China voices confidence in Europe after Italy downgrade
BEIJING (Reuters) - China reaffirmed its confidence in the euro and the European economy on Tuesday after Standard & Poor's cut Italy's sovereign credit rating.
Chinese Foreign Ministry spokesperson Hong Lei said at a routine news conference that China will continue to view Europe as an important investment market.
"China has always had confidence in the European economy and the euro zone and has supported the measures taken by the IMF and euro zone countries," Hong said.
"We believe that Europe has the ability and wisdom to overcome its current difficulties, to leave the crisis behind, and we also hope that the Europe ensures the safety of Chinese investments there," he added, repeating China's official stance.
Since euro-zone debt worries first shook markets last year, China has at regular intervals said that it still has confidence in the single-currency region and pledged to buy debt issued by some of its troubled member states.

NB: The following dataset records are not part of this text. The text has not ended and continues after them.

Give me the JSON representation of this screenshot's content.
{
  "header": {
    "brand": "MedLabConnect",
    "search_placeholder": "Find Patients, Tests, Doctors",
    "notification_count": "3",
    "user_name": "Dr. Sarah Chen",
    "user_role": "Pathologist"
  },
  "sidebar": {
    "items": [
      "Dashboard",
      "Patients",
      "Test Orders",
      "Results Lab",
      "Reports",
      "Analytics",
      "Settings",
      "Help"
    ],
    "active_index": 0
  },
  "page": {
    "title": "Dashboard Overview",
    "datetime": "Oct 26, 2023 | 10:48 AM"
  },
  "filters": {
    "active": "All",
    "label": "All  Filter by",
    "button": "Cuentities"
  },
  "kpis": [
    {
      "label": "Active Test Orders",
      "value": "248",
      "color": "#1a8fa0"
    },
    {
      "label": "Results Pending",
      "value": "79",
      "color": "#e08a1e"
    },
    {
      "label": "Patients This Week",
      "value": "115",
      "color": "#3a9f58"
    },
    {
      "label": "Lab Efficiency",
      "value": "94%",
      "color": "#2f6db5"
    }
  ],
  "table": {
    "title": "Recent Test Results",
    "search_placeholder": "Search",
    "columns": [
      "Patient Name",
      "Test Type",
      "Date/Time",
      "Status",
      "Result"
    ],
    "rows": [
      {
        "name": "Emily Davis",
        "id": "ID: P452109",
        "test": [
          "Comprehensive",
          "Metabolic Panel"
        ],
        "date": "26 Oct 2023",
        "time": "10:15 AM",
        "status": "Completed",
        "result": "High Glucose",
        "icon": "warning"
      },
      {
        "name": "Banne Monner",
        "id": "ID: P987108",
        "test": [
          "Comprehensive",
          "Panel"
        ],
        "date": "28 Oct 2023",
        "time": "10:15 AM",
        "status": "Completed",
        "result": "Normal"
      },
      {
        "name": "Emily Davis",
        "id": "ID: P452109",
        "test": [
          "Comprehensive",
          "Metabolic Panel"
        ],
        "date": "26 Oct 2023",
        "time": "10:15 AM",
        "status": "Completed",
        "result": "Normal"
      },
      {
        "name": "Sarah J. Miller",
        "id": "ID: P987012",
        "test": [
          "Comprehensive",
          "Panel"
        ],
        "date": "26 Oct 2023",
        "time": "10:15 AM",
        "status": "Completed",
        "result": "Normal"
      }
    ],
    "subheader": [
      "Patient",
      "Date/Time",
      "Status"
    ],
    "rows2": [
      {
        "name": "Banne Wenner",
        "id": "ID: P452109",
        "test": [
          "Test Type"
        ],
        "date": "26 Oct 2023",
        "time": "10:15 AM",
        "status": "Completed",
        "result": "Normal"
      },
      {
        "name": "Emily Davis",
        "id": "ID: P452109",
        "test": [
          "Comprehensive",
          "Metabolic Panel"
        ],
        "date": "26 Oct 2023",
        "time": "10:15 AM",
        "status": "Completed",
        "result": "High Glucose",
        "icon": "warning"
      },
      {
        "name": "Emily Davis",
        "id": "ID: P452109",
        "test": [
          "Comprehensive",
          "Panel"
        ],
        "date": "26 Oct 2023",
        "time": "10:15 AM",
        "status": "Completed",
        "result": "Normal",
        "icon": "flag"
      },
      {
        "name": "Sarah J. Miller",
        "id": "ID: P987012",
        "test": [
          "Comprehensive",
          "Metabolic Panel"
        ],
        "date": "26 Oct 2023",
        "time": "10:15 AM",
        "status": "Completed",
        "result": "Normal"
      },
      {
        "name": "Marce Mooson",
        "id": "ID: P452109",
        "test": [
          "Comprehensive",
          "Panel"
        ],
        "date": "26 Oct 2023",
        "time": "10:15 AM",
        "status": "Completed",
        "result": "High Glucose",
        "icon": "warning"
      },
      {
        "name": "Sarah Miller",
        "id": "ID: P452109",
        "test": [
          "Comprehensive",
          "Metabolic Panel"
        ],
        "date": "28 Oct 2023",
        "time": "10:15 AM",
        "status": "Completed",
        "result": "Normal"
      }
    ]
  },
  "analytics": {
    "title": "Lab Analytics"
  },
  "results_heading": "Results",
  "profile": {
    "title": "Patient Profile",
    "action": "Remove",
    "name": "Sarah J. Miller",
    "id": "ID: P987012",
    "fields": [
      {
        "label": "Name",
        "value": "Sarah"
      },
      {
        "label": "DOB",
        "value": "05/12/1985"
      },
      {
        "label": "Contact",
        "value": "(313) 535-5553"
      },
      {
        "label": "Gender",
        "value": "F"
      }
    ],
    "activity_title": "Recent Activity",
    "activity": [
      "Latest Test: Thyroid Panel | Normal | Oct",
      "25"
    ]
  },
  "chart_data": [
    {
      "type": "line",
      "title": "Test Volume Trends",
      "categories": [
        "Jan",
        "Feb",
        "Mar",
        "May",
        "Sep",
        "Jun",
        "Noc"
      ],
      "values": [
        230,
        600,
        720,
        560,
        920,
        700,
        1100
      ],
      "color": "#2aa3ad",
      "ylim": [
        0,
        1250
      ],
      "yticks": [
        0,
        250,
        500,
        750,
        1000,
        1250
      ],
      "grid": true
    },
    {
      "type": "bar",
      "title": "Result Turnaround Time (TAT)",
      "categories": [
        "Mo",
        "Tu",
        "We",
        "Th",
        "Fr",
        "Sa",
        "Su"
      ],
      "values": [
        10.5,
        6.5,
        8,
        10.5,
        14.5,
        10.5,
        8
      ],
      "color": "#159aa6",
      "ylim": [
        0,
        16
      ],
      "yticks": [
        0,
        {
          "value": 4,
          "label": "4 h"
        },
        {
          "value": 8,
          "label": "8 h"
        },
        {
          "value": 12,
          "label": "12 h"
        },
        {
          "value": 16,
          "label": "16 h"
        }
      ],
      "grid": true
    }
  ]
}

China's interest in a smooth resolution to the European debt crisis is clear enough. Of its $2.85 trillion in foreign exchange reserves, about 25 percent are estimated to be invested in euro-denominated assets.
Ratings agency Standard & Poor's cut Italy's sovereign credit rating by one notch, saying the country's economic growth prospects were getting weaker and planned reforms by the government would not help much.
Sources told Reuters that Bank of China, a big market-maker in China's onshore foreign exchange market, has stopped foreign exchange forwards and swaps trading with several European banks due to the unfolding debt crisis in Europe.
Hong did not comment directly on whether China would agree with Brazil to set up billion-dollar funds to help Europe, but he added that China would work with other BRICS members, namely Brazil, Russia, India and South Africa, to promote global economic balance and growth.
Brazil will propose that it and other large emerging market countries make billions of dollars in new funds available to the International Monetary Fund as a way to help ease the crisis in the euro zone, an official said on Monday.